Date of Visit: 19 Dec 2024
Scott, AR
50º partly sunny, cold wind
When looking at the parks I hadn’t visited yet, I confess that Plantation Agriculture Museum State Park did not excite me, not because it focuses on agriculture (I come from farmers!) but because of the word “plantation.” I knew that the museum would not address slavery and I wasn’t looking forward to another whitewashing of history. I overcame my dread and made the visit, in conjunction with a visit to Plum Bayou Mounds Archeological State Park just down the road (next entry).
Touring the museum, I found 5 small placards referring to slave labor, including the fact that in 1860 the state census counted 111,115 enslaved people, making up nearly 1/4 of the state’s entire population. A few placards down, the exhibit shifts to sharecropping and tenant farming, the proclaimed focus of the museum when you read the fine print.
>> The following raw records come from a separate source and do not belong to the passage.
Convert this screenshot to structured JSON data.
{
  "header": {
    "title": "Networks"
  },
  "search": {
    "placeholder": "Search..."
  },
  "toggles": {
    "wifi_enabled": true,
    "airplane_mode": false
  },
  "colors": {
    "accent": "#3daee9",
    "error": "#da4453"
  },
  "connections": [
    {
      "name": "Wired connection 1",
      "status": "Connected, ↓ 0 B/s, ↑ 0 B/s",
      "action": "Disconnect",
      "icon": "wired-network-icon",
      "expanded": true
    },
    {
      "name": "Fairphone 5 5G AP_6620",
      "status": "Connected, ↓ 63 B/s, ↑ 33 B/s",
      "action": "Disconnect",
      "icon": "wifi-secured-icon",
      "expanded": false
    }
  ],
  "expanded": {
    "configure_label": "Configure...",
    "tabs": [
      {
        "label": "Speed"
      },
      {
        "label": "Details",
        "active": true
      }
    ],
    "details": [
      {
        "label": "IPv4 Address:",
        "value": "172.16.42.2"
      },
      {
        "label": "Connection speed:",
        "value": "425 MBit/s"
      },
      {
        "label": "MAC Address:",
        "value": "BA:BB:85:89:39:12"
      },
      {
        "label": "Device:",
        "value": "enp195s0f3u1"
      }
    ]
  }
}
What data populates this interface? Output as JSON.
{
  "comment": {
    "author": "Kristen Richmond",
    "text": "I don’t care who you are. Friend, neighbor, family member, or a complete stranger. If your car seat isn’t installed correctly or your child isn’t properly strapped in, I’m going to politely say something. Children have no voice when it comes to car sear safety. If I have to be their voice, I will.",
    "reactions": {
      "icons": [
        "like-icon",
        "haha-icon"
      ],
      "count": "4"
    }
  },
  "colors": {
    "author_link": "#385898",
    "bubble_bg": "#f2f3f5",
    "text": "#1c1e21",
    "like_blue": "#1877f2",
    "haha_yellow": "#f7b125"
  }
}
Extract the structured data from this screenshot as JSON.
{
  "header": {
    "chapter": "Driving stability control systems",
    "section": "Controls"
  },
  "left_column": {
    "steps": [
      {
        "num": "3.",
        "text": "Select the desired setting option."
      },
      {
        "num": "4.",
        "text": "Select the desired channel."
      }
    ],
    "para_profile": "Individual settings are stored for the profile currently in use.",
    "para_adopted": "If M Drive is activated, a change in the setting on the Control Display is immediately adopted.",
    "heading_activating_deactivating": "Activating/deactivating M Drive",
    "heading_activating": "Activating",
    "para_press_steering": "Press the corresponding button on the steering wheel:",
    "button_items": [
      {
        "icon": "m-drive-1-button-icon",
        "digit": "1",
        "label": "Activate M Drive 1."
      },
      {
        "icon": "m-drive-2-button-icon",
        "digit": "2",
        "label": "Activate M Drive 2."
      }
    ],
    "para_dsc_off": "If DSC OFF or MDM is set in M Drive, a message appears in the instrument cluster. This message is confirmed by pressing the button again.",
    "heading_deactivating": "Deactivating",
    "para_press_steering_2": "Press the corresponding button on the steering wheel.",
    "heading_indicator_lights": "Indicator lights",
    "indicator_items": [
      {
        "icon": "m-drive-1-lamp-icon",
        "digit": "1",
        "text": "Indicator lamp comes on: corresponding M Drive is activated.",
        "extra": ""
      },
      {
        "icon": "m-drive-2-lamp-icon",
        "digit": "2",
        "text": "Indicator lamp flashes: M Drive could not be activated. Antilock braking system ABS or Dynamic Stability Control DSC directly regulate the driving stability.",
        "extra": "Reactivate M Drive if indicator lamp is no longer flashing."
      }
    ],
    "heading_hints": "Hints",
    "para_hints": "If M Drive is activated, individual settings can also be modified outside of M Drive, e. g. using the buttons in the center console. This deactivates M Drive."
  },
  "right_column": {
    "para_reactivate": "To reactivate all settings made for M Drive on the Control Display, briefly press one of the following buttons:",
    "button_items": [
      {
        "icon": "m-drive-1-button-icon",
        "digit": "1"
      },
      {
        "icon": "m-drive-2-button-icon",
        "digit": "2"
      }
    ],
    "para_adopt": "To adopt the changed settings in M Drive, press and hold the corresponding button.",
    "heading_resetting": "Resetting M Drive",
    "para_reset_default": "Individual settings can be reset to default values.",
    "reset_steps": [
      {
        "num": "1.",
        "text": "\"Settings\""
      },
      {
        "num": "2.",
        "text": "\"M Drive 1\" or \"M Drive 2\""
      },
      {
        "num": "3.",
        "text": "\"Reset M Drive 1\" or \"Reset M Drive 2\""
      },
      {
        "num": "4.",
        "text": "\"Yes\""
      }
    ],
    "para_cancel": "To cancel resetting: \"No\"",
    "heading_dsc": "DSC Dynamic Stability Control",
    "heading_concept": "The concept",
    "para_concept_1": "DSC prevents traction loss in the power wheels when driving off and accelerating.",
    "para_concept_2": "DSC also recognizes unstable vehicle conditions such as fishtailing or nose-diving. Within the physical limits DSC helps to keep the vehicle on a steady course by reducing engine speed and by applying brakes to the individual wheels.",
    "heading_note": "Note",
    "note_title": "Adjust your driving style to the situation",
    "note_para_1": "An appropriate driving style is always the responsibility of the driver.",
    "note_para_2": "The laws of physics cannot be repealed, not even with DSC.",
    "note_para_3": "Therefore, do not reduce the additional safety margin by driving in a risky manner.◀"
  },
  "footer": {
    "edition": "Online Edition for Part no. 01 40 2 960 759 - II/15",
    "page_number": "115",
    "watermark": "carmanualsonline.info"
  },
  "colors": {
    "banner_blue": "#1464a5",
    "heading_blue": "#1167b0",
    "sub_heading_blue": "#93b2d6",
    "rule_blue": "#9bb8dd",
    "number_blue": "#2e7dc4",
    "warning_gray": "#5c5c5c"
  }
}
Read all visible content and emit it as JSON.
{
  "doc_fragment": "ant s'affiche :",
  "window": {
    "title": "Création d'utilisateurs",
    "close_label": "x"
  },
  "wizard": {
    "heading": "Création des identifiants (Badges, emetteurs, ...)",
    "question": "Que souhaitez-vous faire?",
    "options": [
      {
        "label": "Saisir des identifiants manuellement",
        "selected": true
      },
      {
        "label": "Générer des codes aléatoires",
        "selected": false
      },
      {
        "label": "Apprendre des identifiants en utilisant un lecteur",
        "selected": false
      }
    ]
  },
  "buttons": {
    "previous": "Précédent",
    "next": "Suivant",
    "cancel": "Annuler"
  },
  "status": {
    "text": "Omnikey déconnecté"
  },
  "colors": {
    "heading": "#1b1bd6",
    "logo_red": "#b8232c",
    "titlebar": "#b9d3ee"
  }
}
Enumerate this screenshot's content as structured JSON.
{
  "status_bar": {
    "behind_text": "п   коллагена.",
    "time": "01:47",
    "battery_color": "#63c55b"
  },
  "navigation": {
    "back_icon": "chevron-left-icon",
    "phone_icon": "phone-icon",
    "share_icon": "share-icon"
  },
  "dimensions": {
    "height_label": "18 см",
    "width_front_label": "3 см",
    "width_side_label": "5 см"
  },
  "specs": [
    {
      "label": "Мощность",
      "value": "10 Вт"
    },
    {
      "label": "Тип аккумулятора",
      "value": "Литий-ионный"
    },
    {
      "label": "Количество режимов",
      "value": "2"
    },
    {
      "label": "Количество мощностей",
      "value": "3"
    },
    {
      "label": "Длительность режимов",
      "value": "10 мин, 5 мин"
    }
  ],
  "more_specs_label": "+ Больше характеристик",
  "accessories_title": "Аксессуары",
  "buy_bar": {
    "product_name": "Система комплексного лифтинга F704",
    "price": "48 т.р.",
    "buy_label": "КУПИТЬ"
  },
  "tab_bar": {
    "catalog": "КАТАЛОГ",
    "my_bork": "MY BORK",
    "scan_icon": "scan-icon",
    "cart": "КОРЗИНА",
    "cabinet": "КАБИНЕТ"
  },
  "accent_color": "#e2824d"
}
As a museum, this one showcases exhibits on cotton farming in the delta from the late 1800s through WWII, around the time that sharecroppers were “tractored off the land” by the onset of mechanized farming. I got a good chuckle out of some of the farming information that I already knew, such as what types of meat come from a hog and how corn is harvested, dried, shelled, and ground. However, I did learn a lot about cotton farming and the pestilence of the boll weevil. I got to hold raw cotton, so lightweight! I got to stand next to a 500-pound cotton bale (the standard) and marvel at how much hand picking went into that product. And I got to learn that the expression “fair to middlin'” comes from grading cotton.
After touring the main museum exhibits and taking a cursory glance at the small room devoted to rice farming, I headed outside. The Cotton Belt Railroad (the St. Louis Southwestern Railway) had a spur on the park site and you can still see the raised bed where the tracks once stood. The park has a pavilion exhibiting antique tractors and farm equipment, but the wind got to me, so I headed to the next enclosed option. Inside a gigantic building, I toured the workings of a steam-powered cotton gin. It was chilly inside and while the machinery’s scale impressed me, it didn’t beg me to linger. Past the gin, a seed warehouse makes up the last part of the park exhibit. The inside of this building offered a few more exhibits about early 20th century farming.
All in all, I appreciated the thoroughness of the information on farming in this area, as it filled in more specifics about cotton farming for me. Biggest takeaway: cotton is a row crow, but you have to harvest and then re-harvest the same land up to 4 times a season. The bolls don’t all mature at the same rate. I can’t imagine the psychology of getting done with an acre and then having to go back and do it again!